This week I flew from Shannon to Gatwick and back. No laptop out. No iPad out. No Kindle, shampoo, toothpaste, cables, or assorted travel junk laid bare for the world to judge. Just drop the whole bag in a tray, stroll through, and you're done.
And it was glorious.
For the last two decades, security checkpoints have been a performance art of inconvenience -- unpacking your life into trays while a queue of impatient travellers sighs behind you. Then cramming it all back in again at speed, hoping you don't leave your headphones or dignity behind.
Now? That ritual is dying, thanks to the quiet rise of next-generation CT scanners and automated threat detection systems.
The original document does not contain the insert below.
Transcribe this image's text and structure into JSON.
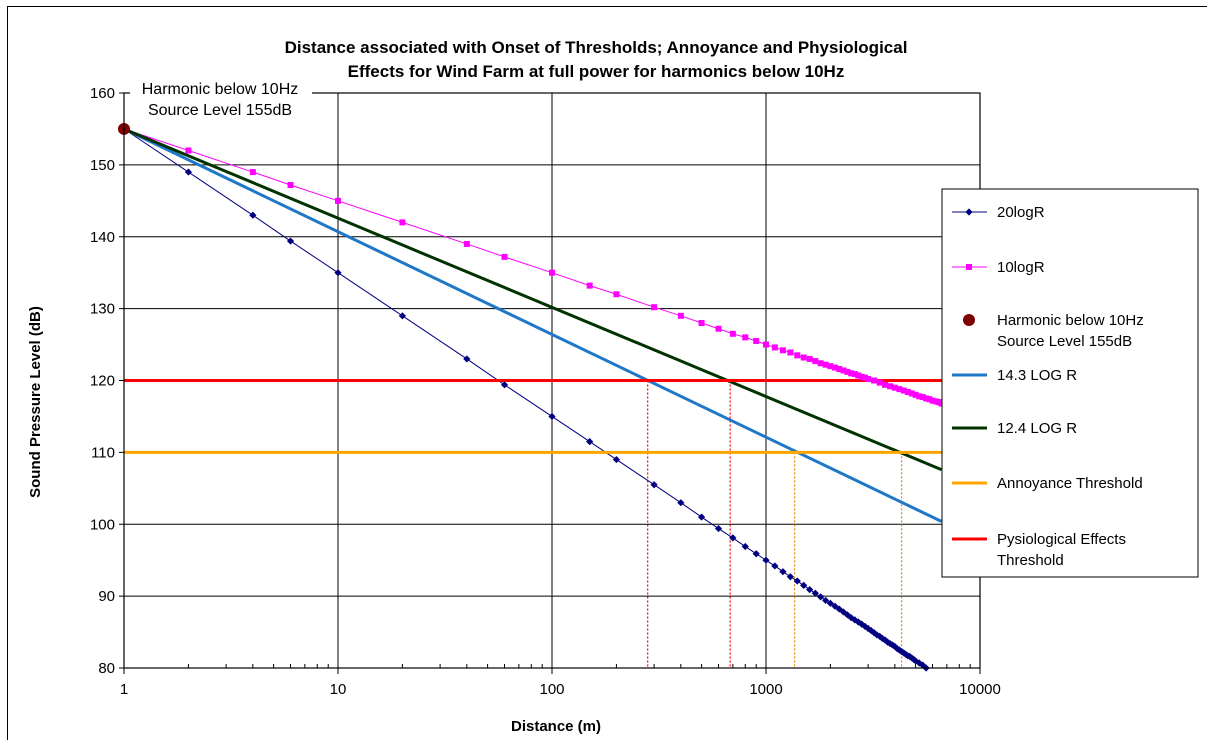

You don't see them, but they're there -- spinning 3D images of your bag's contents, detecting liquids and electronics without you lifting a finger.
It's one of those rare quality-of-life improvements that slips in without fanfare. No ribbon-cutting ceremony, no marketing blitz. Just… suddenly, travel feels a little less stressful.
You'll probably only notice once you've breezed through, wondering what to do with all that extra time you didn't spend playing bag-Tetris.
The tech has been getting better in the background for years -- and now it's finally starting to make our lives easier in the foreground. Here's to progress you can actually feel.
Next step: invent a boarding process that doesn't make us all feel like livestock.